Gekonnt rechnet der Erzähler Thies mit einem von den Medien ‘erzogenen‘ Publikum. Das Getrappel nach Geschäftsschluß wird ihm zum Blick auf einen Ameisenhaufen: „Vorwärts, rückwärts, rechts und links, nur nach oben, in den Himmel, will keiner. Sie gehen schnell, und kaum, daß sie gegangen sind, sind schon die nächsten in Sicht, alle, durchgängig, mit einer hohen Bereitschaft zur Beeilung.“ Das wird zur Maßgabe auch der Textproduktion: „Dreieinhalb Minuten sind dir zuzumuten … Es gibt keine Zeit mehr. Kurze Texte also, die noch Kraft genug haben, um in deinem Kopf einzuschlagen.“ Man hört, daß Thies auch für den Rundfunk arbeitet; auch diese Rezension hat eigentlich nur dreieinhalb Minuten …

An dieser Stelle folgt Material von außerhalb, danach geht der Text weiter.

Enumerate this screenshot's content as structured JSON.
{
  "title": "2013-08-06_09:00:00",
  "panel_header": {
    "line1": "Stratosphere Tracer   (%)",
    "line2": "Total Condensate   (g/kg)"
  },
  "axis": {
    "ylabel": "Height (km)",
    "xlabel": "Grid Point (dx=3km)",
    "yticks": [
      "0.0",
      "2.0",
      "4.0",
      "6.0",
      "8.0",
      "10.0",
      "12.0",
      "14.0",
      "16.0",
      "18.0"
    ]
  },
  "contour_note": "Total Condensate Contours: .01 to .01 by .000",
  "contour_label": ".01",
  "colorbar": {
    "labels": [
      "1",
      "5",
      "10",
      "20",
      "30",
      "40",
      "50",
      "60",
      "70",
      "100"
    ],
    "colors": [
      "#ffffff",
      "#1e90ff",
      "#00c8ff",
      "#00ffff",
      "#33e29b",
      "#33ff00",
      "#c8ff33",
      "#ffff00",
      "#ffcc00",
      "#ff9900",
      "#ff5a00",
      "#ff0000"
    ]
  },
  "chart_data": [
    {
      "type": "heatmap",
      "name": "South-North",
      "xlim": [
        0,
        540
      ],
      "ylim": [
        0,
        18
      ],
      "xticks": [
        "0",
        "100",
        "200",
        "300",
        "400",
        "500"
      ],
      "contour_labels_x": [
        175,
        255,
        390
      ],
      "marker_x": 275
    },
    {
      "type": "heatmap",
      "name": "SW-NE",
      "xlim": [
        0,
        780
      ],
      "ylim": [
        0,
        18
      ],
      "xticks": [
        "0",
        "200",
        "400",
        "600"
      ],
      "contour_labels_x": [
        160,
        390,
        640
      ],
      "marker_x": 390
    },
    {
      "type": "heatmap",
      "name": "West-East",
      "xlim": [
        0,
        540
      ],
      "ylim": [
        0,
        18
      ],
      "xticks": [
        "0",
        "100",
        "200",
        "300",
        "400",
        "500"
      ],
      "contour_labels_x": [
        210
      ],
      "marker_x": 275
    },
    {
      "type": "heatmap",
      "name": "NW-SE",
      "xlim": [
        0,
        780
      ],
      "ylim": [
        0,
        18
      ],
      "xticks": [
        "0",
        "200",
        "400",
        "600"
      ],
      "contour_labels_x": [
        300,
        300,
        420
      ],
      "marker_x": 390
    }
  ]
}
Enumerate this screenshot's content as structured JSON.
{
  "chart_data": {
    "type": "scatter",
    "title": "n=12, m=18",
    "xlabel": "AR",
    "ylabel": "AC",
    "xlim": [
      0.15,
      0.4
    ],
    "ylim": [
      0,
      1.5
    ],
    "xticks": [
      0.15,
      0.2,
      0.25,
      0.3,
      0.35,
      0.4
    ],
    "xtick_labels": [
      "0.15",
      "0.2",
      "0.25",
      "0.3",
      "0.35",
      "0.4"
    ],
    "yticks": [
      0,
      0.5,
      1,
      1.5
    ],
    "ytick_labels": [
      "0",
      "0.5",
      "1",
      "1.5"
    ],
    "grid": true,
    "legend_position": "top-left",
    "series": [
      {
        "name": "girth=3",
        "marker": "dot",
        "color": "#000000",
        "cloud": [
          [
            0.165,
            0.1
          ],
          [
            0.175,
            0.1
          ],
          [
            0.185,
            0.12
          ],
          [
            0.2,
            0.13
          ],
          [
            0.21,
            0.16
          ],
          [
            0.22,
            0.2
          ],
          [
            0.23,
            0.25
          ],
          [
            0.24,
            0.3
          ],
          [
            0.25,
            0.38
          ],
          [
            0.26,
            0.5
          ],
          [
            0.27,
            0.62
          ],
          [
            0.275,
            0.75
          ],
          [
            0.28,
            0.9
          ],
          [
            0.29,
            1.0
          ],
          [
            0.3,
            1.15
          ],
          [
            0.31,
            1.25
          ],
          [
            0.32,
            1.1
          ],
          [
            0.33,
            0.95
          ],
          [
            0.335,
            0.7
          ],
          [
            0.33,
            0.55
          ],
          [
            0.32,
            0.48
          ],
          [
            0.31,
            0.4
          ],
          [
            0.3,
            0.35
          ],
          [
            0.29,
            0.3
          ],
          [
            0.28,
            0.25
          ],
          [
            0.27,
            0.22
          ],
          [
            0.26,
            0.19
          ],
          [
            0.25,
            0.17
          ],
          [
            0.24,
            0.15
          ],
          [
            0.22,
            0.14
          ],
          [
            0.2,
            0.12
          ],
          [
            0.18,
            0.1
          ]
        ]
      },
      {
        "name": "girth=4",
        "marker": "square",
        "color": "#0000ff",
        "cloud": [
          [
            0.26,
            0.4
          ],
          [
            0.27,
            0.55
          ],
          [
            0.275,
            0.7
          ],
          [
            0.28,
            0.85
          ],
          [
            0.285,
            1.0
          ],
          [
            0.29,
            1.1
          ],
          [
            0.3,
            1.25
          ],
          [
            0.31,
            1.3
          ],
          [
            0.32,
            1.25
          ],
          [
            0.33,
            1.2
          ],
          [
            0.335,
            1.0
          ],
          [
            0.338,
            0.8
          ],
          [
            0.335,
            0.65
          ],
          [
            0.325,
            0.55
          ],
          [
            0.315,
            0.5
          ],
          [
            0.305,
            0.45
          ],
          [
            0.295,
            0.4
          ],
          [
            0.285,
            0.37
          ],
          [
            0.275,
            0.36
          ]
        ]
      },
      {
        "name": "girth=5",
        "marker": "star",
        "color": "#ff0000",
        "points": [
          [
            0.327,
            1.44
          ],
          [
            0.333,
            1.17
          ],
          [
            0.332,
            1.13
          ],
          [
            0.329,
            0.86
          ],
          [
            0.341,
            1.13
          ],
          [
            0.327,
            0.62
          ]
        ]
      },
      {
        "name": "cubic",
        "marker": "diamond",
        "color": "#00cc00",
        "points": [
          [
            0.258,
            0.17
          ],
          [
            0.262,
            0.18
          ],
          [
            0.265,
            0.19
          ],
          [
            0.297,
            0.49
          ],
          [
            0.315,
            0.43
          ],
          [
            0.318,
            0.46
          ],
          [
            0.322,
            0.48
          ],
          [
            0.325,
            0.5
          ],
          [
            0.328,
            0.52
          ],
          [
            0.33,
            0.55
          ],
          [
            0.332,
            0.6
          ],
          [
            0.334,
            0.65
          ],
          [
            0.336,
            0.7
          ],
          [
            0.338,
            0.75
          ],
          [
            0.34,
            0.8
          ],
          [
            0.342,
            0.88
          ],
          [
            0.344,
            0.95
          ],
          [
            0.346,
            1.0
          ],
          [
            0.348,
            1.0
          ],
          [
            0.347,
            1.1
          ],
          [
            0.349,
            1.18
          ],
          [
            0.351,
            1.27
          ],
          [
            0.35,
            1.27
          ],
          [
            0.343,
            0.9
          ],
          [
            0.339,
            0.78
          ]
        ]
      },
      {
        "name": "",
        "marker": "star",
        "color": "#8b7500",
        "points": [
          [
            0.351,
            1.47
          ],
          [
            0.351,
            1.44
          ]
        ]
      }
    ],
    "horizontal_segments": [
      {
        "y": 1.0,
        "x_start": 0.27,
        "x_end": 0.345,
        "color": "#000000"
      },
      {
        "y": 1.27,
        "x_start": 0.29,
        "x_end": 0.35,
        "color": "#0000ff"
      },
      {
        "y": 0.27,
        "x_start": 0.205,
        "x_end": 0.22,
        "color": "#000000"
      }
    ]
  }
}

Thies‘ kleine Texte entwickeln auch Wunsch- und Erfolgsbilder, etwa des Autors mit einem Bier oder mit schönen Damen in New York. Doch läßt er die Bilder immer in Sätzen untergehen; die sind letztlich sein Metier. Und Thies
beeilt sich, die lungenkranken unter den gesunden Sätzen herauszufinden, und mit einigen Strichen den Geschmack in jene Sicherheit zu bringen, welche die  Kritiker lieben. Zum Glück betreibt er dieses Säuberungsgeschäft nur ironisch. Manchmal gibt Thies freilich bloßer Lüsternheit nach bzw. der Kalkulation auf ein entsprechendes Publikum und macht sich allzu sehr ans Strecken kleiner Einfälle; da muß dann das pikant Stoffliche helfen. Doch immer wieder kehrt er zu plausibel skurrilen Textfügungen zurück, die nach Filmzitaten aussehen. „April in Paris klingt wie Bremen im Regen, mal mehr, mal weniger, stärker und dann wieder nicht ganz so schwach, auf jeden Fall klingt es ähnlich und unvergänglich mit Zigarette im Mund und im Regenmantel…“ Wenn das keine Huldigung ist! Böse Blicke fallen auf das Familienleben, auf den täglichen Großverbrauch von Landschaft, auf die Entsorgung von Vergangenheit und zunehmend auch der Gegenwart, und wenn es gut geht, findet der Erzähler sarkastisch, hebt sich das alles noch in Bilder auf. Er trägt dazu bei, diesen Schurrmurr der Gegenwart ein wenig haltbarer und vergänglicher zugleich zu machen; etwa wenn er die Ostsee, die Bardot, die DDR, Mutter Teresa, Nizza und Claudia Schiffer so in einen Kurztext faßt, daß ein Bild von Matisse herauskommen könnte. Das wäre schon ein Kunststück! Aber immerhin ein immer wieder gelungenes.